Style is a very ambiguous word. Asking "What is a style?" Is a philosophical approach that is equivalent to "what is truth". It is more difficult to ask this question "What is a good style?" The boundaries of society are constantly facing the definition, especially the acceptance or elimination of projects in art and writing. However, in all of these changes, certain elements remain the same, and these elements are the elements that the style manual is trying to determine. Before class reading and blog projects started, I thought that style was the way the artists used to convey their thoughts to readers.
In the embedded style, the styles we write are different from the elements. So we need a way to associate an element with its style. The first word "div" is like this. This lets the browser know that all the style {...} in curly brackets belongs to the "div" element. This clause is called a selector to determine the element to which the style is applied. So, how does the browser decide which version of HTML is used to create the page? To let the browser know that you are using HTML5, you need to include it at the top of the page. In older versions of HTML, this line was different, but since you no longer use it you do not need to understand it.

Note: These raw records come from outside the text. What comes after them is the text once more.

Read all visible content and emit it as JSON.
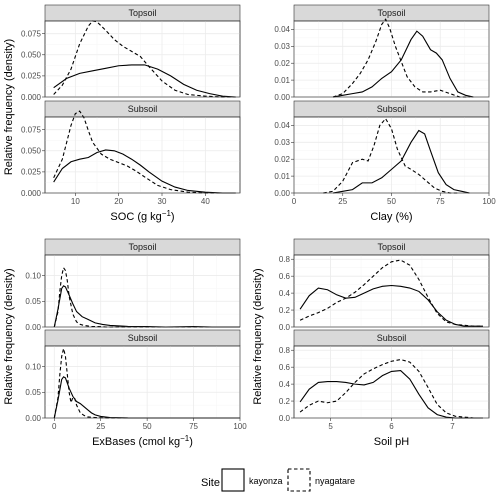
{
  "legend": {
    "title": "Site",
    "items": [
      {
        "label": "kayonza",
        "dash": "solid"
      },
      {
        "label": "nyagatare",
        "dash": "dashed"
      }
    ]
  },
  "chart_data": [
    {
      "type": "line",
      "variable": "SOC",
      "xlabel": "SOC (g kg",
      "xlabel_sup": "−1",
      "xlabel_end": ")",
      "ylabel": "Relative frequency (density)",
      "xlim": [
        3,
        48
      ],
      "ylim": [
        0,
        0.09
      ],
      "xticks": [
        10,
        20,
        30,
        40
      ],
      "yticks": [
        0.0,
        0.025,
        0.05,
        0.075
      ],
      "ytick_labels": [
        "0.000",
        "0.025",
        "0.050",
        "0.075"
      ],
      "facets": [
        {
          "label": "Topsoil",
          "series": [
            {
              "name": "kayonza",
              "x": [
                5,
                8,
                11,
                14,
                17,
                20,
                23,
                26,
                29,
                32,
                35,
                38,
                41,
                44,
                47
              ],
              "y": [
                0.011,
                0.022,
                0.028,
                0.031,
                0.034,
                0.037,
                0.038,
                0.038,
                0.033,
                0.025,
                0.015,
                0.008,
                0.004,
                0.001,
                0.0
              ]
            },
            {
              "name": "nyagatare",
              "x": [
                5,
                7,
                9,
                11,
                13,
                14,
                15,
                17,
                19,
                21,
                23,
                25,
                27,
                30,
                33,
                36,
                40,
                44,
                47
              ],
              "y": [
                0.003,
                0.014,
                0.033,
                0.063,
                0.084,
                0.09,
                0.089,
                0.079,
                0.068,
                0.06,
                0.054,
                0.048,
                0.036,
                0.019,
                0.008,
                0.003,
                0.001,
                0.0,
                0.0
              ]
            }
          ]
        },
        {
          "label": "Subsoil",
          "series": [
            {
              "name": "kayonza",
              "x": [
                5,
                7,
                9,
                11,
                13,
                15,
                17,
                19,
                21,
                23,
                25,
                27,
                30,
                33,
                36,
                40,
                44,
                47
              ],
              "y": [
                0.013,
                0.029,
                0.037,
                0.04,
                0.042,
                0.048,
                0.051,
                0.05,
                0.046,
                0.04,
                0.033,
                0.025,
                0.014,
                0.007,
                0.003,
                0.001,
                0.0,
                0.0
              ]
            },
            {
              "name": "nyagatare",
              "x": [
                5,
                7,
                8,
                9,
                10,
                11,
                12,
                13,
                14,
                16,
                18,
                20,
                22,
                24,
                26,
                29,
                32,
                36,
                40,
                44,
                47
              ],
              "y": [
                0.018,
                0.04,
                0.06,
                0.08,
                0.094,
                0.097,
                0.089,
                0.074,
                0.06,
                0.046,
                0.04,
                0.036,
                0.032,
                0.026,
                0.019,
                0.009,
                0.004,
                0.001,
                0.0,
                0.0,
                0.0
              ]
            }
          ]
        }
      ]
    },
    {
      "type": "line",
      "variable": "Clay",
      "xlabel": "Clay (%)",
      "ylabel": "",
      "xlim": [
        0,
        100
      ],
      "ylim": [
        0,
        0.045
      ],
      "xticks": [
        0,
        25,
        50,
        75,
        100
      ],
      "yticks": [
        0.0,
        0.01,
        0.02,
        0.03,
        0.04
      ],
      "ytick_labels": [
        "0.00",
        "0.01",
        "0.02",
        "0.03",
        "0.04"
      ],
      "facets": [
        {
          "label": "Topsoil",
          "series": [
            {
              "name": "kayonza",
              "x": [
                20,
                25,
                30,
                35,
                40,
                45,
                50,
                55,
                60,
                63,
                66,
                70,
                73,
                76,
                80,
                84,
                88,
                92
              ],
              "y": [
                0.0,
                0.001,
                0.002,
                0.003,
                0.006,
                0.011,
                0.015,
                0.022,
                0.034,
                0.039,
                0.036,
                0.028,
                0.026,
                0.022,
                0.011,
                0.003,
                0.001,
                0.0
              ]
            },
            {
              "name": "nyagatare",
              "x": [
                20,
                25,
                30,
                34,
                38,
                42,
                45,
                47,
                49,
                52,
                55,
                58,
                62,
                66,
                70,
                75,
                80,
                85,
                90
              ],
              "y": [
                0.0,
                0.002,
                0.008,
                0.014,
                0.022,
                0.033,
                0.043,
                0.046,
                0.041,
                0.03,
                0.021,
                0.012,
                0.006,
                0.003,
                0.003,
                0.004,
                0.002,
                0.0,
                0.0
              ]
            }
          ]
        },
        {
          "label": "Subsoil",
          "series": [
            {
              "name": "kayonza",
              "x": [
                20,
                25,
                30,
                35,
                40,
                45,
                50,
                55,
                60,
                64,
                67,
                70,
                74,
                78,
                82,
                86,
                90
              ],
              "y": [
                0.0,
                0.001,
                0.002,
                0.006,
                0.006,
                0.009,
                0.014,
                0.019,
                0.03,
                0.037,
                0.035,
                0.025,
                0.012,
                0.005,
                0.002,
                0.001,
                0.0
              ]
            },
            {
              "name": "nyagatare",
              "x": [
                15,
                20,
                25,
                30,
                35,
                38,
                41,
                44,
                47,
                50,
                53,
                57,
                60,
                64,
                68,
                72,
                76,
                80,
                85
              ],
              "y": [
                0.0,
                0.001,
                0.007,
                0.018,
                0.02,
                0.019,
                0.028,
                0.04,
                0.044,
                0.038,
                0.026,
                0.016,
                0.014,
                0.011,
                0.007,
                0.003,
                0.001,
                0.0,
                0.0
              ]
            }
          ]
        }
      ]
    },
    {
      "type": "line",
      "variable": "ExBases",
      "xlabel": "ExBases (cmol kg",
      "xlabel_sup": "−1",
      "xlabel_end": ")",
      "ylabel": "Relative frequency (density)",
      "xlim": [
        -5,
        100
      ],
      "ylim": [
        0,
        0.14
      ],
      "xticks": [
        0,
        25,
        50,
        75,
        100
      ],
      "yticks": [
        0.0,
        0.05,
        0.1
      ],
      "ytick_labels": [
        "0.00",
        "0.05",
        "0.10"
      ],
      "facets": [
        {
          "label": "Topsoil",
          "series": [
            {
              "name": "kayonza",
              "x": [
                0,
                2,
                4,
                5,
                6,
                8,
                10,
                12,
                15,
                18,
                22,
                26,
                30,
                35,
                40,
                50,
                60,
                75,
                85,
                95,
                100
              ],
              "y": [
                0.0,
                0.035,
                0.075,
                0.08,
                0.078,
                0.062,
                0.045,
                0.03,
                0.02,
                0.015,
                0.008,
                0.005,
                0.003,
                0.002,
                0.001,
                0.001,
                0.0,
                0.001,
                0.0,
                0.0,
                0.0
              ]
            },
            {
              "name": "nyagatare",
              "x": [
                0,
                2,
                3,
                4,
                5,
                6,
                7,
                8,
                10,
                12,
                14,
                16,
                18,
                20,
                23,
                28,
                35,
                50,
                70,
                100
              ],
              "y": [
                0.0,
                0.03,
                0.07,
                0.1,
                0.115,
                0.11,
                0.09,
                0.06,
                0.025,
                0.01,
                0.005,
                0.003,
                0.002,
                0.001,
                0.001,
                0.0,
                0.0,
                0.0,
                0.0,
                0.0
              ]
            }
          ]
        },
        {
          "label": "Subsoil",
          "series": [
            {
              "name": "kayonza",
              "x": [
                0,
                2,
                4,
                5,
                6,
                8,
                10,
                12,
                14,
                16,
                18,
                20,
                22,
                25,
                30,
                40,
                60,
                100
              ],
              "y": [
                0.0,
                0.035,
                0.075,
                0.08,
                0.078,
                0.058,
                0.042,
                0.032,
                0.028,
                0.022,
                0.016,
                0.01,
                0.006,
                0.003,
                0.001,
                0.0,
                0.0,
                0.0
              ]
            },
            {
              "name": "nyagatare",
              "x": [
                0,
                2,
                3,
                4,
                5,
                6,
                7,
                8,
                9,
                10,
                11,
                12,
                14,
                16,
                18,
                22,
                30,
                50,
                100
              ],
              "y": [
                0.0,
                0.04,
                0.085,
                0.12,
                0.135,
                0.12,
                0.085,
                0.05,
                0.03,
                0.04,
                0.038,
                0.025,
                0.01,
                0.005,
                0.002,
                0.001,
                0.0,
                0.0,
                0.0
              ]
            }
          ]
        }
      ]
    },
    {
      "type": "line",
      "variable": "Soil pH",
      "xlabel": "Soil pH",
      "ylabel": "Relative frequency (density)",
      "xlim": [
        4.4,
        7.6
      ],
      "ylim": [
        0,
        0.85
      ],
      "xticks": [
        5,
        6,
        7
      ],
      "yticks": [
        0.0,
        0.2,
        0.4,
        0.6,
        0.8
      ],
      "ytick_labels": [
        "0.0",
        "0.2",
        "0.4",
        "0.6",
        "0.8"
      ],
      "facets": [
        {
          "label": "Topsoil",
          "series": [
            {
              "name": "kayonza",
              "x": [
                4.5,
                4.65,
                4.8,
                4.95,
                5.1,
                5.25,
                5.4,
                5.55,
                5.7,
                5.85,
                6.0,
                6.15,
                6.3,
                6.45,
                6.6,
                6.75,
                6.9,
                7.05,
                7.2,
                7.35,
                7.5
              ],
              "y": [
                0.21,
                0.37,
                0.46,
                0.44,
                0.38,
                0.34,
                0.35,
                0.4,
                0.45,
                0.48,
                0.49,
                0.48,
                0.46,
                0.42,
                0.32,
                0.18,
                0.08,
                0.03,
                0.01,
                0.01,
                0.01
              ]
            },
            {
              "name": "nyagatare",
              "x": [
                4.5,
                4.65,
                4.8,
                4.95,
                5.1,
                5.25,
                5.4,
                5.55,
                5.7,
                5.85,
                6.0,
                6.15,
                6.3,
                6.45,
                6.6,
                6.75,
                6.9,
                7.05,
                7.2,
                7.35,
                7.5
              ],
              "y": [
                0.08,
                0.13,
                0.17,
                0.22,
                0.29,
                0.34,
                0.41,
                0.5,
                0.6,
                0.7,
                0.77,
                0.79,
                0.73,
                0.56,
                0.35,
                0.16,
                0.06,
                0.03,
                0.02,
                0.01,
                0.01
              ]
            }
          ]
        },
        {
          "label": "Subsoil",
          "series": [
            {
              "name": "kayonza",
              "x": [
                4.5,
                4.65,
                4.8,
                4.95,
                5.1,
                5.25,
                5.4,
                5.55,
                5.7,
                5.85,
                6.0,
                6.15,
                6.3,
                6.45,
                6.6,
                6.75,
                6.9,
                7.05,
                7.2,
                7.35,
                7.5
              ],
              "y": [
                0.19,
                0.34,
                0.42,
                0.43,
                0.43,
                0.42,
                0.4,
                0.39,
                0.42,
                0.5,
                0.55,
                0.56,
                0.46,
                0.28,
                0.12,
                0.04,
                0.01,
                0.0,
                0.0,
                0.0,
                0.0
              ]
            },
            {
              "name": "nyagatare",
              "x": [
                4.5,
                4.65,
                4.8,
                4.95,
                5.1,
                5.25,
                5.4,
                5.55,
                5.7,
                5.85,
                6.0,
                6.15,
                6.3,
                6.45,
                6.6,
                6.75,
                6.9,
                7.05,
                7.2,
                7.35,
                7.5
              ],
              "y": [
                0.07,
                0.15,
                0.2,
                0.18,
                0.2,
                0.3,
                0.42,
                0.52,
                0.58,
                0.63,
                0.67,
                0.69,
                0.66,
                0.55,
                0.36,
                0.16,
                0.06,
                0.02,
                0.01,
                0.0,
                0.0
              ]
            }
          ]
        }
      ]
    }
  ]
}
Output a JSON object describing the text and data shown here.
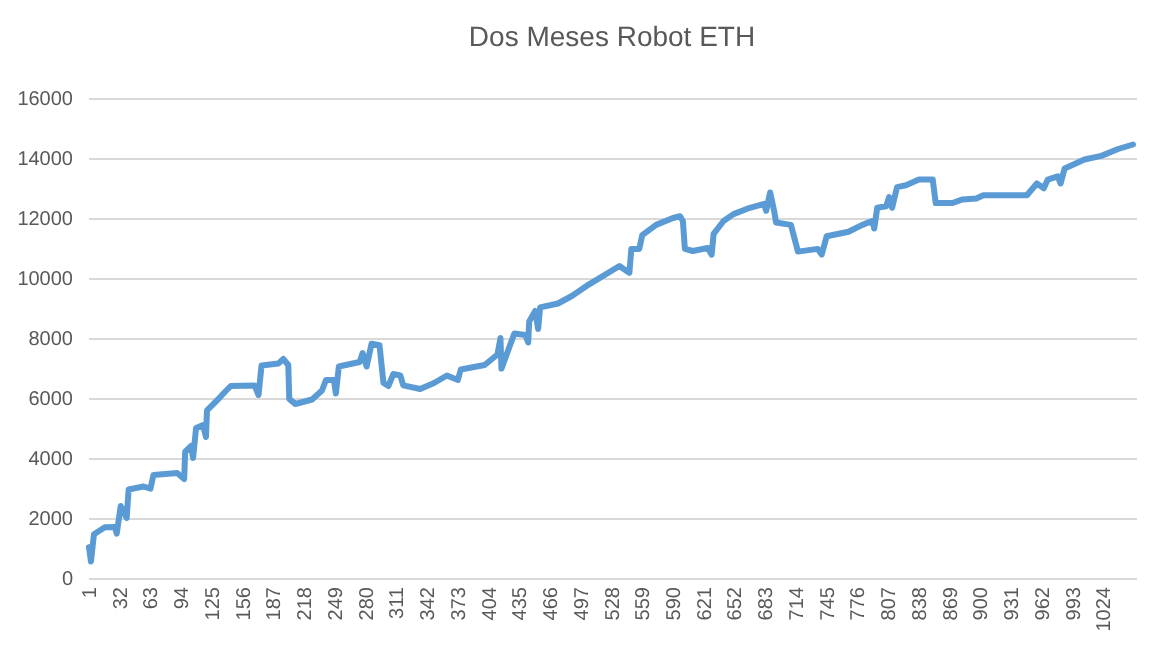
{
  "chart_data": {
    "type": "line",
    "title": "Dos Meses Robot ETH",
    "x": [
      1,
      3,
      6,
      17,
      27,
      29,
      33,
      39,
      41,
      56,
      63,
      66,
      90,
      97,
      98,
      104,
      106,
      109,
      116,
      119,
      120,
      131,
      138,
      144,
      168,
      172,
      175,
      192,
      197,
      202,
      203,
      209,
      226,
      236,
      240,
      248,
      250,
      253,
      274,
      277,
      281,
      286,
      294,
      298,
      303,
      308,
      315,
      318,
      335,
      349,
      362,
      373,
      376,
      400,
      413,
      416,
      417,
      430,
      441,
      444,
      445,
      451,
      454,
      456,
      474,
      488,
      505,
      536,
      546,
      548,
      556,
      559,
      573,
      590,
      597,
      600,
      602,
      610,
      625,
      629,
      631,
      641,
      651,
      665,
      682,
      684,
      688,
      692,
      694,
      709,
      716,
      736,
      740,
      745,
      767,
      781,
      791,
      793,
      796,
      805,
      808,
      811,
      816,
      825,
      838,
      852,
      855,
      872,
      882,
      896,
      903,
      947,
      957,
      964,
      968,
      978,
      981,
      985,
      1005,
      1022,
      1039,
      1054
    ],
    "series": [
      {
        "color": "#5b9bd5",
        "values": [
          1030,
          550,
          1460,
          1690,
          1700,
          1480,
          2400,
          2000,
          2950,
          3050,
          2980,
          3430,
          3500,
          3300,
          4210,
          4400,
          4000,
          5000,
          5100,
          4700,
          5590,
          5950,
          6200,
          6400,
          6420,
          6100,
          7080,
          7150,
          7300,
          7100,
          5970,
          5800,
          5950,
          6250,
          6600,
          6600,
          6150,
          7050,
          7200,
          7500,
          7050,
          7810,
          7760,
          6500,
          6400,
          6800,
          6750,
          6420,
          6300,
          6500,
          6750,
          6600,
          6950,
          7100,
          7450,
          8000,
          6980,
          8150,
          8100,
          7850,
          8550,
          8900,
          8300,
          9020,
          9150,
          9400,
          9780,
          10400,
          10170,
          10970,
          10970,
          11430,
          11770,
          12000,
          12060,
          11900,
          10970,
          10900,
          11000,
          10780,
          11470,
          11900,
          12130,
          12310,
          12470,
          12240,
          12850,
          12240,
          11850,
          11770,
          10880,
          10970,
          10780,
          11390,
          11540,
          11770,
          11900,
          11650,
          12340,
          12390,
          12700,
          12340,
          13030,
          13090,
          13280,
          13280,
          12500,
          12500,
          12620,
          12650,
          12760,
          12760,
          13150,
          12990,
          13280,
          13390,
          13150,
          13650,
          13950,
          14070,
          14300,
          14450
        ]
      }
    ],
    "xlim": [
      0,
      1057
    ],
    "xticks": [
      1,
      32,
      63,
      94,
      125,
      156,
      187,
      218,
      249,
      280,
      311,
      342,
      373,
      404,
      435,
      466,
      497,
      528,
      559,
      590,
      621,
      652,
      683,
      714,
      745,
      776,
      807,
      838,
      869,
      900,
      931,
      962,
      993,
      1024
    ],
    "ylim": [
      0,
      16000
    ],
    "yticks": [
      0,
      2000,
      4000,
      6000,
      8000,
      10000,
      12000,
      14000,
      16000
    ],
    "grid": "y",
    "marker": "none",
    "line_style": "solid"
  }
}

The source of the style sheet is the default style sheet of the browser, the style sheet provided by the page creator, and the user style sheet. These are style sheets provided by browser users (you can define favorite styles in the browser). If it is not optimized, finding matching rules for each element can cause performance problems, it is cumbersome to repeat the entire list of rules for each element and find a match. Task: The selector turns out to be useless and can have a complex structure that allows you to start the matching process from a seemingly promising path that seems to need to try another path.
A style sheet is a set of style rules that you can apply to a selected set of HTML elements. Style rules are used to control the appearance of HTML elements such as font attributes (typeface, size, thickness, etc.), color attributes (background color, foreground color, etc.), placement, margins, borders, fills, I will. This is the same style as other release software like WinWord and LaTex. When more than one rule is applied, attributes are accumulated. However, if there is a conflict, the last rule will be in effect. For example, rules 3 and 4 apply to <h2>. <h2> Accumulate attributes of both rules. This takes the thickness of bold in rule 3 (not specified in rule 4), but uses rule in rule 4 (blue instead of rule 3).